Besides the Colonial explosion, there is an ongoing protest against Energy Transfer Partners LP's Dakota Access pipeline project, which is designed to bring oil south from the Bakken shale. Meanwhile, activists sympathetic to the protesters in North Dakota sabotaged several cross-border pipelines carrying Canadian crude oil into the U.S.
As a general rule, the words "pipelines" and "sabotage" appear in oil news from places like Nigeria or Iraq, so this domestic disruption is striking. But it shouldn't be, really. Ever since the Keystone XL pipeline was stymied by concerted protests and lobbying, it has been obvious that if opposition to fracking or oil-sands development doesn't always succeed, choking off the route to market presents an effective alternative.
You don't have to block off an oilfield entirely from customers. You just have to make it more expensive. Here are how three different types of North American crude oil -- from Canada, the Bakken shale and the Permian shale in west Texas -- have traded relative to the benchmark West Texas Intermediate price in recent years:
The quality of crude oil matters, of course; harder-to-process heavy grades from places like western Canada naturally get a discount anyway. But the cost of transportation matters, too. While a pipeline might ship oil at a cost of $3 or $4 a barrel, resorting to rail can shift that to more than $10 -- which hurts a lot more with benchmark crude prices in the $40s rather than above $100.
It's unclear at this point whether or not Dakota Access will go ahead as is. But President Obama's latest intervention, via an interview this week, suggests ever more strongly that a final decision may have to wait until the next administration. And disasters like the Colonial explosion certainly don't help the industry's cause.
The bigger point point is that, as the oil sector contemplates the recovery of North American output after the price crash, the issue of market access has assumed even more importance. While the industry won a major victory in getting the export ban on crude oil lifted, it won't help producers unable to get their barrels profitably to the coast or a refinery.
In a recent report, Wood Mackenzie compared the location of major shale basins with tribal lands and pipeline routes. It's important to remember there isn't united tribal opposition to oil pipeline routes, as even the Dakota Access saga shows. Here's Wood Mackenzie's map:
You can see the difficulty here for Bakken shale producers in terms of getting more routes south.
As the map shows, for example, the shale du jour, the Permian, cements its advantage even more on this front, being right next to the biggest refining complex in the world and with no state boundaries or reservations in between.
In an echo of the Keystone XL fight, the place to watch right now is Canada.
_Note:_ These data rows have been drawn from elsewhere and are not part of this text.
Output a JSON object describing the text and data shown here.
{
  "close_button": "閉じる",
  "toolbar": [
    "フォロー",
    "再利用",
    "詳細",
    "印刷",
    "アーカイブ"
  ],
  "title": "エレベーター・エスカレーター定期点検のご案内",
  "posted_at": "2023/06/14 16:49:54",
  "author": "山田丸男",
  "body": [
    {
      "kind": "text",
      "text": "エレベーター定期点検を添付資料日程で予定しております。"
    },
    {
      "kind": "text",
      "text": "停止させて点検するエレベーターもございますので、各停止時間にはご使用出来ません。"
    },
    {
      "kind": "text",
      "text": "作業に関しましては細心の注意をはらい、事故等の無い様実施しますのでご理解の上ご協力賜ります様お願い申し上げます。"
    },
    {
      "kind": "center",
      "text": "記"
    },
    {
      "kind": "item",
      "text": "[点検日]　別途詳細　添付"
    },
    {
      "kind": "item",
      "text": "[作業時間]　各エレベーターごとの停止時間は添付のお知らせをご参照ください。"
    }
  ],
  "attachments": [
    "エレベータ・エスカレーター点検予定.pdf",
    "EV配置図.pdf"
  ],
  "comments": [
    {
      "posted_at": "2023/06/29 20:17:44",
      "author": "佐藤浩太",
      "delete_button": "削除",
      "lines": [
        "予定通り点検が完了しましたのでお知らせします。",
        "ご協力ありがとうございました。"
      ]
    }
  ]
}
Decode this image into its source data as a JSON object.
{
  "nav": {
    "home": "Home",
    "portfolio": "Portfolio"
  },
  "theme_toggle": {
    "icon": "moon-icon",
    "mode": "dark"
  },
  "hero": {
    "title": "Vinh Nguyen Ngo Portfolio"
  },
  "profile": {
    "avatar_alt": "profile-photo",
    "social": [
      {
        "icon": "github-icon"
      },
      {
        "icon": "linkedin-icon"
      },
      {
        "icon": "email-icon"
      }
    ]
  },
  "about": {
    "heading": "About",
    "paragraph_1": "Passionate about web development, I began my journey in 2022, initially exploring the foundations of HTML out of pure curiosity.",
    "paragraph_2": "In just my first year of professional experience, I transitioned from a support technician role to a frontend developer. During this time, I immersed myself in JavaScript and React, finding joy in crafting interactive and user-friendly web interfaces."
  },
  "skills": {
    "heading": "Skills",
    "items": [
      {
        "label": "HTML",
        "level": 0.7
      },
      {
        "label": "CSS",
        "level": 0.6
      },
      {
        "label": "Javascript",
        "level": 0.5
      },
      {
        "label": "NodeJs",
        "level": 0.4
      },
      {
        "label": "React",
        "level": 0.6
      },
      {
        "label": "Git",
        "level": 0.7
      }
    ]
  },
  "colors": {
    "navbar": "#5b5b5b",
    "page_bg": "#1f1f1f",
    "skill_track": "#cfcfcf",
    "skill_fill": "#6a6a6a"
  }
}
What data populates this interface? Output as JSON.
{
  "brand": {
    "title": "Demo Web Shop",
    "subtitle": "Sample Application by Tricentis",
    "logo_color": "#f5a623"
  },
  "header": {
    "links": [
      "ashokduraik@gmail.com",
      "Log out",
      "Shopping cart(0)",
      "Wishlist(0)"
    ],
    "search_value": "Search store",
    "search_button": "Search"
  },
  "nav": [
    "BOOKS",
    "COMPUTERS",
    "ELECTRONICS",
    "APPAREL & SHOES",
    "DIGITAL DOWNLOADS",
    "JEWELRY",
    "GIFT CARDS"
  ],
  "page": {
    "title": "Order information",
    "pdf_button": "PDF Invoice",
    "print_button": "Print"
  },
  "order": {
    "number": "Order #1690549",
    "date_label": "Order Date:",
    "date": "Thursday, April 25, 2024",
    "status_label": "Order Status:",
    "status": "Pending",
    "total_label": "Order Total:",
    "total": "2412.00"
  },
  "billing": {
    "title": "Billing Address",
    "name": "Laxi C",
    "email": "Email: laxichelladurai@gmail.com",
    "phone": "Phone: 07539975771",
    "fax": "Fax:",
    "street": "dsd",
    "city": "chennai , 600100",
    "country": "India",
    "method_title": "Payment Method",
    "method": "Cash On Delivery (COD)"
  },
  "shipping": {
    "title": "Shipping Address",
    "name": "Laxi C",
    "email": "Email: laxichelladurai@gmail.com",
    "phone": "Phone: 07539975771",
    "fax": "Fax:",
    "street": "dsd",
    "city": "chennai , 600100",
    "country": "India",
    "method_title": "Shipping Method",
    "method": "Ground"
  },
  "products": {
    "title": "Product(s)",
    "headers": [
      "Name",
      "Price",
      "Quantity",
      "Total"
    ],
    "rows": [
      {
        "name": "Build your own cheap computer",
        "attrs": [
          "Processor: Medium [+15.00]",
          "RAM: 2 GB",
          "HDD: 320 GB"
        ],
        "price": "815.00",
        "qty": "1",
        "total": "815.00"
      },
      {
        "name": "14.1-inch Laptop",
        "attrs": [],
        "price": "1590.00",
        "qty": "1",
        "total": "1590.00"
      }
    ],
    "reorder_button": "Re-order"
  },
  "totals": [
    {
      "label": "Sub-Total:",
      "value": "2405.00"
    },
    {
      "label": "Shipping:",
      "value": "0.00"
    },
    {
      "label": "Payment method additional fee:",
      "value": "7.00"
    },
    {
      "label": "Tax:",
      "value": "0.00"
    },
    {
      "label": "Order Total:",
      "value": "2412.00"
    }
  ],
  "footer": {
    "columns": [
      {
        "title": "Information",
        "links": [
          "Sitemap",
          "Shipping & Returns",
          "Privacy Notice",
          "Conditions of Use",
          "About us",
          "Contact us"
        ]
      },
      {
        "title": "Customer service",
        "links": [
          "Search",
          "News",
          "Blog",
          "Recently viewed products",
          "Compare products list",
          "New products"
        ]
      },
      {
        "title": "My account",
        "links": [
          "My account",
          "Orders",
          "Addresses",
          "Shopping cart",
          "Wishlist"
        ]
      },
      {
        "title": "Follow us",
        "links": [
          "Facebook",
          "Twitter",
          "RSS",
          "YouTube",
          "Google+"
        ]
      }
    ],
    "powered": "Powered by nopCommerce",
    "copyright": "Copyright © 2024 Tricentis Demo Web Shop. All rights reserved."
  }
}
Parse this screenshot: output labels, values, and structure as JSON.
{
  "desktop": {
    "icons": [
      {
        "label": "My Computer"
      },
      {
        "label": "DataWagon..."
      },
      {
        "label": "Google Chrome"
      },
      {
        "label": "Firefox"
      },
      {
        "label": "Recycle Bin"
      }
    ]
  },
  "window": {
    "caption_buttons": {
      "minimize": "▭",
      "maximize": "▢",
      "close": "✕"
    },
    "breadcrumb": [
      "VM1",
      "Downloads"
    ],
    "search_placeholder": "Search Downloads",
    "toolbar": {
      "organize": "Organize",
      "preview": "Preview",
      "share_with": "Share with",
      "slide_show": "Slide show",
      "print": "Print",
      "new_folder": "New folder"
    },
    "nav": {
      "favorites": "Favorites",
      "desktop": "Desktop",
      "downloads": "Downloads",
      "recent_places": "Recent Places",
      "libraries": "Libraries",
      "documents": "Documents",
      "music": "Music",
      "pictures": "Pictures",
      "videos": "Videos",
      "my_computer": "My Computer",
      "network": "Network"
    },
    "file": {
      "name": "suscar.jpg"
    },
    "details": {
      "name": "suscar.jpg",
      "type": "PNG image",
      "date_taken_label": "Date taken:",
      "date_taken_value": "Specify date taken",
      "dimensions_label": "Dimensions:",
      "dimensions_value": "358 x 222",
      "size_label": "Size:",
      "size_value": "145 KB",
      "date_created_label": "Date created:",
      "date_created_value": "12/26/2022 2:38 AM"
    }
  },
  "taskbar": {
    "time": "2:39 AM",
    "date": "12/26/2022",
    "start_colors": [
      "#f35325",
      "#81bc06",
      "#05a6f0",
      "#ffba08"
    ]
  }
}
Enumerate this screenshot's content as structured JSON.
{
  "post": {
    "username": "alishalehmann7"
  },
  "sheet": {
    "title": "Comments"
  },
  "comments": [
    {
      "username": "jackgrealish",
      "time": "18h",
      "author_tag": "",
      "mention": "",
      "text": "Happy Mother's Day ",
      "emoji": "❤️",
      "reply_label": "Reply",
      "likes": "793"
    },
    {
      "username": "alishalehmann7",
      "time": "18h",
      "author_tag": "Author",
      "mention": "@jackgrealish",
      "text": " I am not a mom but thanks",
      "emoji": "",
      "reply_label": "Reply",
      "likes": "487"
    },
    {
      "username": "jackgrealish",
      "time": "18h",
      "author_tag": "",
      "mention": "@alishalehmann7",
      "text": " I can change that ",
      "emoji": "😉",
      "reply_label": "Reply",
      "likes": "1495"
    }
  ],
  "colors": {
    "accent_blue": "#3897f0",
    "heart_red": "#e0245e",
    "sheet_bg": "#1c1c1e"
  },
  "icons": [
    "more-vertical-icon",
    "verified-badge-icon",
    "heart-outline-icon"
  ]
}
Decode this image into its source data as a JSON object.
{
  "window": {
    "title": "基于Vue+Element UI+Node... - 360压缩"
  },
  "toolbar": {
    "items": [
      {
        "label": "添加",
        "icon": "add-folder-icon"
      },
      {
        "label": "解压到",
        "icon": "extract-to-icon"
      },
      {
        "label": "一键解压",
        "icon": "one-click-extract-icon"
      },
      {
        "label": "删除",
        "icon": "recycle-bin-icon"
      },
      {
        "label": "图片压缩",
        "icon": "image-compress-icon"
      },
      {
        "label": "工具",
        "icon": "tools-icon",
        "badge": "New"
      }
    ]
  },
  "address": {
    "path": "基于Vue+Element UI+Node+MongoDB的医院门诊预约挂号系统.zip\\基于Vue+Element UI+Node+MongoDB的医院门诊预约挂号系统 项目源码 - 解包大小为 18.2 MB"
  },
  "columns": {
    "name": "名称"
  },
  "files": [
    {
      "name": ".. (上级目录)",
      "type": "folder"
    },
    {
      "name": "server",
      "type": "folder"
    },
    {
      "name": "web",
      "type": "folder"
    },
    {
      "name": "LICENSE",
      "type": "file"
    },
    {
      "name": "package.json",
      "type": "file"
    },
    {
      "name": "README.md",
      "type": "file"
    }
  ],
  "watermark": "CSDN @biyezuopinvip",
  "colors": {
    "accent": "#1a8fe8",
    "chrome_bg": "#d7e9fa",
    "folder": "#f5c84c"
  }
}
Besides the recent sabotage on pipes heading south, it has several major projects currently under review and facing challenges of their own, with decisions on permitting expected soon.
One to watch is Kinder Morgan's Trans Mountain Expansion, designed to take oil from Alberta to Canada's west coast. The project faces protests of its own, but Kinder Morgan expressed confidence on its recent earnings call that it will be approved, and that looks well-placed. A decision is expected next month. If it doesn't get the go-ahead, or gets delayed, "it would send a chill down the spine of Canadian producers" says Afo Ogunnaike, a senior analyst at Wood Mackenzie.
For pipeline companies, canceled or delayed projects frustrate growth but, on the upside, should make existing assets more valuable.
As for the exploration and production sector, Ogunnaike points out that blocked or delayed pipelines don't spell the end of output growth out of places like Alberta or North Dakota. A recovery in headline oil prices, for example, would provide more of a cushion to absorb higher transportation costs. And indeed, if pipeline problems slow supply growth in North America, the feedback loop in the market should help to raise global oil prices.
Which, in the context of OPEC's fumbling attempts to aid this process, raises a curious notion: that Saudi Arabia and its peers may be quietly rooting for those protesters in North Dakota.